Harris’s helmet popped off as he barreled
into the stomach of a three-hundred pound lineman. He went down,
buried under a couple tons of human muscle. Referees waved their
arms and started pulling bodies off the pile. Zach stared at the
big television and saw it.

Short by inches.

His heart stopped. His lungs constricted.
His body slumped. This year was supposed to be his last shot at a
Super Bowl. Now it was gone. Down the tubes. Over before it even
started. No playoffs for this team.

Out on the field the last tackler stood, and
only Harris still lay on the field. The quarterback didn’t move.
Not one toe or one finger. The crowd hushed as they realized their
beloved quarterback wasn’t getting up. Even the opposing team
halted their celebration to gaze at the field with concern. Several
players knelt down in a circle and bowed their heads. Zach ran onto
the field in a panic. He’d only felt such overwhelming fear once in
his life, when his brother was put in the hospital.

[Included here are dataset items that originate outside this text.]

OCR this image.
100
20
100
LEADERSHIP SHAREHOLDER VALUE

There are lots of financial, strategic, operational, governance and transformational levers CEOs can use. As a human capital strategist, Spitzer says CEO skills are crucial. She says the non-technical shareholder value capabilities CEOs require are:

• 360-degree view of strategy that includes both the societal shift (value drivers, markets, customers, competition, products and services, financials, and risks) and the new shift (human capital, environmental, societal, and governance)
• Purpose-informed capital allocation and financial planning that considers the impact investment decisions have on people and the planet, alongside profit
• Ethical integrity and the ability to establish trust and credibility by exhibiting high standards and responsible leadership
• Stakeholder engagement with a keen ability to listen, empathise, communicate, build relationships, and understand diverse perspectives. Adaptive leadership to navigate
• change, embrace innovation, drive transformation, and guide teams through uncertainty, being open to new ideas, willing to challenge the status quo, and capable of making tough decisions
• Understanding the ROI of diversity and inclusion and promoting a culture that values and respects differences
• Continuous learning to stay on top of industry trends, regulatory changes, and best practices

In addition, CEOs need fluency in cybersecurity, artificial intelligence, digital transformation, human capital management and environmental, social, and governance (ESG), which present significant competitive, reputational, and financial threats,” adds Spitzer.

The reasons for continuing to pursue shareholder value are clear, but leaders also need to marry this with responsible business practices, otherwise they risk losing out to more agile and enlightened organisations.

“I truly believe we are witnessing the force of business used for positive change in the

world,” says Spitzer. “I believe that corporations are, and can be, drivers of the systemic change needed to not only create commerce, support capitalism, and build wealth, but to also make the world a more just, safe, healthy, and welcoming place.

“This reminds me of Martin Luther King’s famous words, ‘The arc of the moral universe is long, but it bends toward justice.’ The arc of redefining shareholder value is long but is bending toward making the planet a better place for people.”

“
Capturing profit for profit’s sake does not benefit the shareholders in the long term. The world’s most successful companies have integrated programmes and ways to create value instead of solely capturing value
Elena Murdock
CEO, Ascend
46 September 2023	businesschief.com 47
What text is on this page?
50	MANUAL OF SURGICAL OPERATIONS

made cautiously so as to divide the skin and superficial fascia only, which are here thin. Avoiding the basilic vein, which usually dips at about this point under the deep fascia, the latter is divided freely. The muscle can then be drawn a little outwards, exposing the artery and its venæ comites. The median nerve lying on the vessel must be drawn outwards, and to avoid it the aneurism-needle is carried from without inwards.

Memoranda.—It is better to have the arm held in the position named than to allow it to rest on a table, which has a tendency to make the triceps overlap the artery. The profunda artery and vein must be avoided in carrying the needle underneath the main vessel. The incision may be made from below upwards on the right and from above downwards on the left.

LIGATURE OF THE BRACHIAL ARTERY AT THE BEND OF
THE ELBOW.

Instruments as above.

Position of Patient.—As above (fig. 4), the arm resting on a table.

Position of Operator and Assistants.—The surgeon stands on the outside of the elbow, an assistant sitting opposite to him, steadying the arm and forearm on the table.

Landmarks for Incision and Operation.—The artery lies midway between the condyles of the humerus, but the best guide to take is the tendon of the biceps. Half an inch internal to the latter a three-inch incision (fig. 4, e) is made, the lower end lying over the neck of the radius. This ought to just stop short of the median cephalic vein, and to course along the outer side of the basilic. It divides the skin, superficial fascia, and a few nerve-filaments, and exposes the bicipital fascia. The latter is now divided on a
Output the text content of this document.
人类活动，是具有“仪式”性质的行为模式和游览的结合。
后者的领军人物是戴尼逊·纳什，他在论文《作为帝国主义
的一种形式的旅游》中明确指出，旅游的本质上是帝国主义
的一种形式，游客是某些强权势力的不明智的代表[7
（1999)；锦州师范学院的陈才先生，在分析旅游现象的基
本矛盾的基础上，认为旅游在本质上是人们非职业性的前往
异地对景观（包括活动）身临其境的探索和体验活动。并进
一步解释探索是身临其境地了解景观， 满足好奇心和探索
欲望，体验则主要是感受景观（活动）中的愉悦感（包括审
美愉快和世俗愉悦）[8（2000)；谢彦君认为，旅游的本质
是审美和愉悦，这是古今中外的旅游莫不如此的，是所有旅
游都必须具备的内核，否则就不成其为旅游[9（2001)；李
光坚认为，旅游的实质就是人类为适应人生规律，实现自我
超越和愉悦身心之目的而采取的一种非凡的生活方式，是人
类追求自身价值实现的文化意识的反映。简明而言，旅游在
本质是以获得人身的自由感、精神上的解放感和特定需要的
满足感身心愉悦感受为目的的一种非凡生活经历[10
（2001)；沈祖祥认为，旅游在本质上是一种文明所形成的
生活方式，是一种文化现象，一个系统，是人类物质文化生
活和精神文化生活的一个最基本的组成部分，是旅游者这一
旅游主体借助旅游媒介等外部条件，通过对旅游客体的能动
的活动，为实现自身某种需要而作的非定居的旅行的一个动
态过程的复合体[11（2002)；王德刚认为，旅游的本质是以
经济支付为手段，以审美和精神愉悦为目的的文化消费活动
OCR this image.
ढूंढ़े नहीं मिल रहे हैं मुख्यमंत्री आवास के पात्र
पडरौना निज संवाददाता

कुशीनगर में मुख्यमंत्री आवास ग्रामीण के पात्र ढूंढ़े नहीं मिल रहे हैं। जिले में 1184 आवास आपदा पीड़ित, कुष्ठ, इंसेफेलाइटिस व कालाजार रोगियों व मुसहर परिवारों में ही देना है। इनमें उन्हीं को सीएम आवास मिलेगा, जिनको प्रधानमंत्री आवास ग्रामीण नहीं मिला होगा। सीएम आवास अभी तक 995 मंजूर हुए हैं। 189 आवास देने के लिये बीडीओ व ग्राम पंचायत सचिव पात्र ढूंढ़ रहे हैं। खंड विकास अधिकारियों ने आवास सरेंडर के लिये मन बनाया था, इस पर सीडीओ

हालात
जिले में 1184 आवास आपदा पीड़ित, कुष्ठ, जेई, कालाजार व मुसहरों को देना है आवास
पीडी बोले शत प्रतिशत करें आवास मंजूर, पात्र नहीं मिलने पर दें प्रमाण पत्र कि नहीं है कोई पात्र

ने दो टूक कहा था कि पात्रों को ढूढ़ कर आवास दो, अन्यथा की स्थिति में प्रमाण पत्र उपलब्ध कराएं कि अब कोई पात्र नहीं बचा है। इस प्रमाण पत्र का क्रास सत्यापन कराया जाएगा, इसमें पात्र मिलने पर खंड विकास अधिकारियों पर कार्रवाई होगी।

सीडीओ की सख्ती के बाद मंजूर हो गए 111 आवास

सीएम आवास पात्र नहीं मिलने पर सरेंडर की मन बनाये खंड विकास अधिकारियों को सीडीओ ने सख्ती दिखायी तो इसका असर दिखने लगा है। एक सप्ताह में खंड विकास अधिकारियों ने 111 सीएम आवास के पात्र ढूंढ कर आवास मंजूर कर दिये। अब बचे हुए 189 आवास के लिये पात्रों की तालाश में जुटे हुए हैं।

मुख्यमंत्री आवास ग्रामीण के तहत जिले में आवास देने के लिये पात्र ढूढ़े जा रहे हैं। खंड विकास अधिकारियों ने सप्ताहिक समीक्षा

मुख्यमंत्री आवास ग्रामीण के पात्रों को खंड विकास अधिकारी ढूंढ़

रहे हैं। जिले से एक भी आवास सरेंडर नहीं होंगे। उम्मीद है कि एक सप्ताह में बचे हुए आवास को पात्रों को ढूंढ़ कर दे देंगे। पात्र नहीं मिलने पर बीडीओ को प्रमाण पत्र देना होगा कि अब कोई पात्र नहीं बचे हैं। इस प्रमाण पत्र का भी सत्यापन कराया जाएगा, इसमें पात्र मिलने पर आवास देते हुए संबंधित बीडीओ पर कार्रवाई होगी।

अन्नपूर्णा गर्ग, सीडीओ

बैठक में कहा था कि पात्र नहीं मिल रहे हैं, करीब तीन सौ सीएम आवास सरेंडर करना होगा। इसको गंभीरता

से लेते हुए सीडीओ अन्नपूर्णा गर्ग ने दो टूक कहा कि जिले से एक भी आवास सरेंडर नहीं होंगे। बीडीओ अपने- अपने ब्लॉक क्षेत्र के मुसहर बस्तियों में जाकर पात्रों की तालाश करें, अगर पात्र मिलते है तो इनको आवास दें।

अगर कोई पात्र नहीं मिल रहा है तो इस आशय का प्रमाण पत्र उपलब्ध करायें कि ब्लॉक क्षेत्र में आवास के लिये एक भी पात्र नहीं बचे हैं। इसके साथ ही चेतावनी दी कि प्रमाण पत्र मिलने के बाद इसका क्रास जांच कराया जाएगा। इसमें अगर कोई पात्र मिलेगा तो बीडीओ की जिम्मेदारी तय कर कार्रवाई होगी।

Zach never put
much stock into praying, but he sent up a silent plea to the man
above.

God, please make him be okay.

Several seconds ticked by, though it seemed
like hours. Finally Harris opened one eye then the other. He
wriggled his fingers, rotated his ankles.

HughJack held up three fingers in front of
Harris’s face. “How many?”

“Is this a fucking trick question?” Harris
managed a lopsided grin.

HughJack breathed a sigh of relief. So did
the rest of the team and staff standing around. Harris was okay if
he was being a smart ass. They did a few more tests and then helped
him to his feet. Zach rushed forward and grabbed his arm and slung
it over his shoulder. Hoss, the Jacks’ mountain of a center, did
the same on the other side as Harris limped off the field.

Zach kept an eye on Harris in the locker
room. The team trainers and doctors had cleared him as good to go,
despite how rough the guy looked. He was one tough cookie, Zach had
to admit with a newfound respect.

Harris sat on the bench, holding an icepack
on his knee.

“You let it all out on the field today.”

Harris looked up and smiled. Blood trickled
from his mouth and from a gash on his head from a cleat. Bruised
and bloody, Tyler met Zach’s gaze. “And it felt damn good to play
like that. All out. Balls to the wall. We just didn’t have it
today. Too many young inexperienced guys. But next year.”